Author: Attila Kun (Károli Gáspár University of the Reformed Church in Hungary and University of Public Service, Ludovika)

On 11 June 2021, the European Parliament’s Committee on Employment and Social Affairs published a Draft Report on “democracy at work: a European framework for employees’ participation rights and the revision of the European Works Council Directive” ((2021/2005(INI)). The Draft Report has a very ambitious tone, perceiving “democracy at work” as a building block of a diverse and socially sustainable future and as part of sustainable corporate governance. It states that employees are not mere ‘stakeholders’ of companies, but ‘constituting parties’ alongside shareholders and managers. According to the philosophy of the Report, more democracy at work links the debate on the future of work with the debate on the future of EU and strengthening democracy in Europe.

The document also contains a concrete motion for a European Parliament resolution. Among others, it calls on the Commission and the Member States to establish the necessary conditions and requirements to ensure that at least 80 % of corporations in the EU are covered by sustainable corporate governance agreements by 2030. Furthermore, the Draft report argues for a new comprehensive legal framework (i.e. a new framework Directive) for information, consultation and board-level representation in order to strengthen, enforce and consolidate all the relevant EU laws to ensure that information and consultation is an integral part of company decision-making at all levels within companies. It recalls that the European Works Council Directive is also part of the EU acquis on information for and consultation of employees, but expresses concern over shortcomings in the directive’s design, notably the enforcement of information and consultation rights. Thus, the new framework should include or be accompanied by renewed efforts to introduce the necessary improvements to the legal framework on European Works Councils.

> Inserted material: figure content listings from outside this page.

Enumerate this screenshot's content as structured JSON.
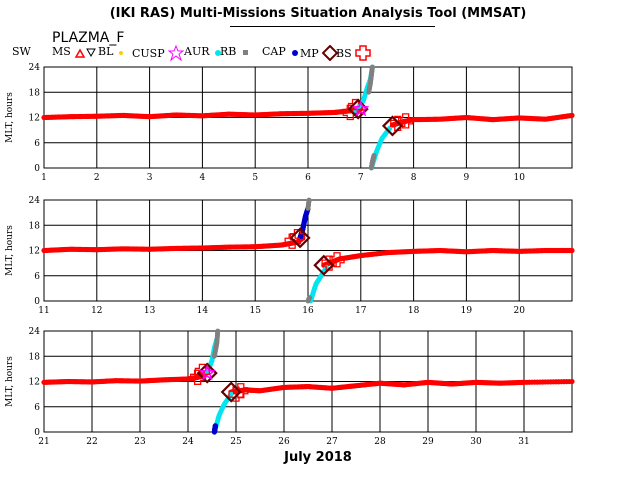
{
  "header": {
    "title": "(IKI RAS) Multi-Missions Situation Analysis Tool (MMSAT)",
    "subtitle": "PLAZMA_F"
  },
  "legend": [
    {
      "label": "SW",
      "symbol": "none",
      "color": "#000000"
    },
    {
      "label": "MS",
      "symbol": "triangle",
      "color": "#ff0000"
    },
    {
      "label": "BL",
      "symbol": "triangle-down",
      "color": "#000000"
    },
    {
      "label": "CUSP",
      "symbol": "dot",
      "color": "#ffcc00"
    },
    {
      "label": "AUR",
      "symbol": "star",
      "color": "#ff00ff"
    },
    {
      "label": "RB",
      "symbol": "dot",
      "color": "#00e5ee"
    },
    {
      "label": "CAP",
      "symbol": "square",
      "color": "#808080"
    },
    {
      "label": "MP",
      "symbol": "dot",
      "color": "#0000cc"
    },
    {
      "label": "BS",
      "symbol": "diamond",
      "color": "#660000"
    },
    {
      "label": "",
      "symbol": "cross",
      "color": "#ff0000"
    }
  ],
  "x_axis_title": "July 2018",
  "colors": {
    "sw": "#ff0000",
    "rb": "#00e5ee",
    "cap": "#808080",
    "mp": "#0000cc",
    "ms": "#ff0000",
    "bs_diamond": "#660000",
    "cross": "#ff0000",
    "aur": "#ff00ff"
  },
  "chart_data": [
    {
      "type": "scatter",
      "ylabel": "MLT, hours",
      "xlim": [
        1,
        11
      ],
      "ylim": [
        0,
        24
      ],
      "yticks": [
        0,
        6,
        12,
        18,
        24
      ],
      "xticks": [
        1,
        2,
        3,
        4,
        5,
        6,
        7,
        8,
        9,
        10
      ],
      "grid": true,
      "sw_track": {
        "x": [
          1.0,
          1.5,
          2.0,
          2.5,
          3.0,
          3.5,
          4.0,
          4.5,
          5.0,
          5.5,
          6.0,
          6.5,
          6.8,
          7.0
        ],
        "y": [
          12.0,
          12.2,
          12.3,
          12.5,
          12.2,
          12.6,
          12.4,
          12.8,
          12.6,
          12.9,
          13.0,
          13.2,
          13.6,
          14.0
        ]
      },
      "sw_track_2": {
        "x": [
          7.6,
          7.8,
          8.0,
          8.5,
          9.0,
          9.5,
          10.0,
          10.5,
          11.0
        ],
        "y": [
          10.2,
          11.0,
          11.5,
          11.6,
          12.0,
          11.5,
          11.9,
          11.6,
          12.5
        ]
      },
      "crossing": {
        "x": [
          6.9,
          7.05,
          7.12,
          7.18,
          7.22
        ],
        "y": [
          13.5,
          16.0,
          19.0,
          21.0,
          24.0
        ]
      },
      "crossing_cap": {
        "x": [
          7.15,
          7.18,
          7.2,
          7.22
        ],
        "y": [
          18.0,
          20.0,
          22.0,
          24.0
        ]
      },
      "return": {
        "x": [
          7.2,
          7.25,
          7.3,
          7.4,
          7.55
        ],
        "y": [
          0.0,
          2.0,
          4.0,
          7.0,
          9.5
        ]
      },
      "return_cap": {
        "x": [
          7.2,
          7.22,
          7.25
        ],
        "y": [
          0.0,
          1.5,
          3.0
        ]
      },
      "bs_markers": {
        "x": [
          6.95,
          7.6
        ],
        "y": [
          14.0,
          10.0
        ]
      },
      "aur_markers": {
        "x": [
          7.0
        ],
        "y": [
          14.0
        ]
      },
      "cross_markers": {
        "x": [
          6.8,
          6.9,
          7.7,
          7.85
        ],
        "y": [
          13.2,
          14.6,
          10.6,
          11.2
        ]
      }
    },
    {
      "type": "scatter",
      "ylabel": "MLT, hours",
      "xlim": [
        11,
        21
      ],
      "ylim": [
        0,
        24
      ],
      "yticks": [
        0,
        6,
        12,
        18,
        24
      ],
      "xticks": [
        11,
        12,
        13,
        14,
        15,
        16,
        17,
        18,
        19,
        20
      ],
      "grid": true,
      "sw_track": {
        "x": [
          11.0,
          11.5,
          12.0,
          12.5,
          13.0,
          13.5,
          14.0,
          14.5,
          15.0,
          15.5,
          15.8,
          15.9
        ],
        "y": [
          12.0,
          12.3,
          12.2,
          12.4,
          12.3,
          12.5,
          12.6,
          12.8,
          12.9,
          13.3,
          14.0,
          15.0
        ]
      },
      "sw_track_2": {
        "x": [
          16.3,
          16.6,
          17.0,
          17.5,
          18.0,
          18.5,
          19.0,
          19.5,
          20.0,
          20.5,
          21.0
        ],
        "y": [
          8.5,
          10.0,
          10.8,
          11.5,
          11.8,
          12.0,
          11.7,
          12.0,
          11.8,
          12.0,
          12.0
        ]
      },
      "crossing": {
        "x": [
          15.85,
          15.9,
          15.95,
          16.0
        ],
        "y": [
          15.0,
          17.0,
          20.0,
          22.0
        ]
      },
      "crossing_mp": {
        "x": [
          15.85,
          15.9,
          15.95,
          16.0
        ],
        "y": [
          15.0,
          17.0,
          20.0,
          22.0
        ]
      },
      "crossing_cap": {
        "x": [
          16.0,
          16.02
        ],
        "y": [
          22.0,
          24.0
        ]
      },
      "return": {
        "x": [
          16.05,
          16.1,
          16.15,
          16.25,
          16.35
        ],
        "y": [
          0.0,
          2.0,
          4.0,
          6.0,
          8.0
        ]
      },
      "return_cap": {
        "x": [
          16.0,
          16.03
        ],
        "y": [
          0.0,
          0.8
        ]
      },
      "bs_markers": {
        "x": [
          15.85,
          16.3
        ],
        "y": [
          15.0,
          8.5
        ]
      },
      "aur_markers": {
        "x": [],
        "y": []
      },
      "cross_markers": {
        "x": [
          15.7,
          15.8,
          16.4,
          16.55
        ],
        "y": [
          14.2,
          15.3,
          9.0,
          9.8
        ]
      }
    },
    {
      "type": "scatter",
      "ylabel": "MLT, hours",
      "xlim": [
        21,
        32
      ],
      "ylim": [
        0,
        24
      ],
      "yticks": [
        0,
        6,
        12,
        18,
        24
      ],
      "xticks": [
        21,
        22,
        23,
        24,
        25,
        26,
        27,
        28,
        29,
        30,
        31
      ],
      "grid": true,
      "sw_track": {
        "x": [
          21.0,
          21.5,
          22.0,
          22.5,
          23.0,
          23.5,
          24.0,
          24.2,
          24.35
        ],
        "y": [
          11.8,
          12.0,
          11.9,
          12.2,
          12.1,
          12.4,
          12.6,
          13.0,
          13.8
        ]
      },
      "sw_track_2": {
        "x": [
          24.9,
          25.2,
          25.5,
          26.0,
          26.5,
          27.0,
          27.5,
          28.0,
          28.5,
          29.0,
          29.5,
          30.0,
          30.5,
          31.0,
          32.0
        ],
        "y": [
          9.5,
          10.0,
          9.8,
          10.6,
          10.8,
          10.4,
          11.0,
          11.6,
          11.2,
          11.8,
          11.4,
          11.8,
          11.6,
          11.8,
          12.0
        ]
      },
      "crossing": {
        "x": [
          24.4,
          24.5,
          24.55,
          24.6
        ],
        "y": [
          14.0,
          17.0,
          20.0,
          22.0
        ]
      },
      "crossing_cap": {
        "x": [
          24.55,
          24.6,
          24.62
        ],
        "y": [
          18.0,
          21.0,
          24.0
        ]
      },
      "return": {
        "x": [
          24.55,
          24.6,
          24.65,
          24.75,
          24.9
        ],
        "y": [
          0.0,
          2.0,
          4.0,
          6.5,
          9.0
        ]
      },
      "return_mp": {
        "x": [
          24.55,
          24.57
        ],
        "y": [
          0.0,
          1.5
        ]
      },
      "bs_markers": {
        "x": [
          24.4,
          24.9
        ],
        "y": [
          14.0,
          9.5
        ]
      },
      "aur_markers": {
        "x": [
          24.4
        ],
        "y": [
          14.0
        ]
      },
      "cross_markers": {
        "x": [
          24.2,
          24.3,
          25.0,
          25.1
        ],
        "y": [
          13.0,
          14.4,
          9.0,
          9.8
        ]
      }
    }
  ]
}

It remains to be seen whether the newly (re)found notion of “democracy at work” might really contribute to the meaningful strengthening of the European legal framework of Employee Involvement, or it is just more like a shallow political catchphrase, or, at best, a new starting point for a process of enhanced “mainstreaming” of the idea of worker participation within the EU. Considering this Report together with other recent EU-documents in the field (see for example: “Report on strengthening EU social dialogue” by Ms Andrea Nahles, Special Advisor on Social Dialogue to Nicolas Schmit, Commissioner for Jobs and Social Rights, European Commission, February 2021) one can be rather optimistic about the future of European Collective Labour Law.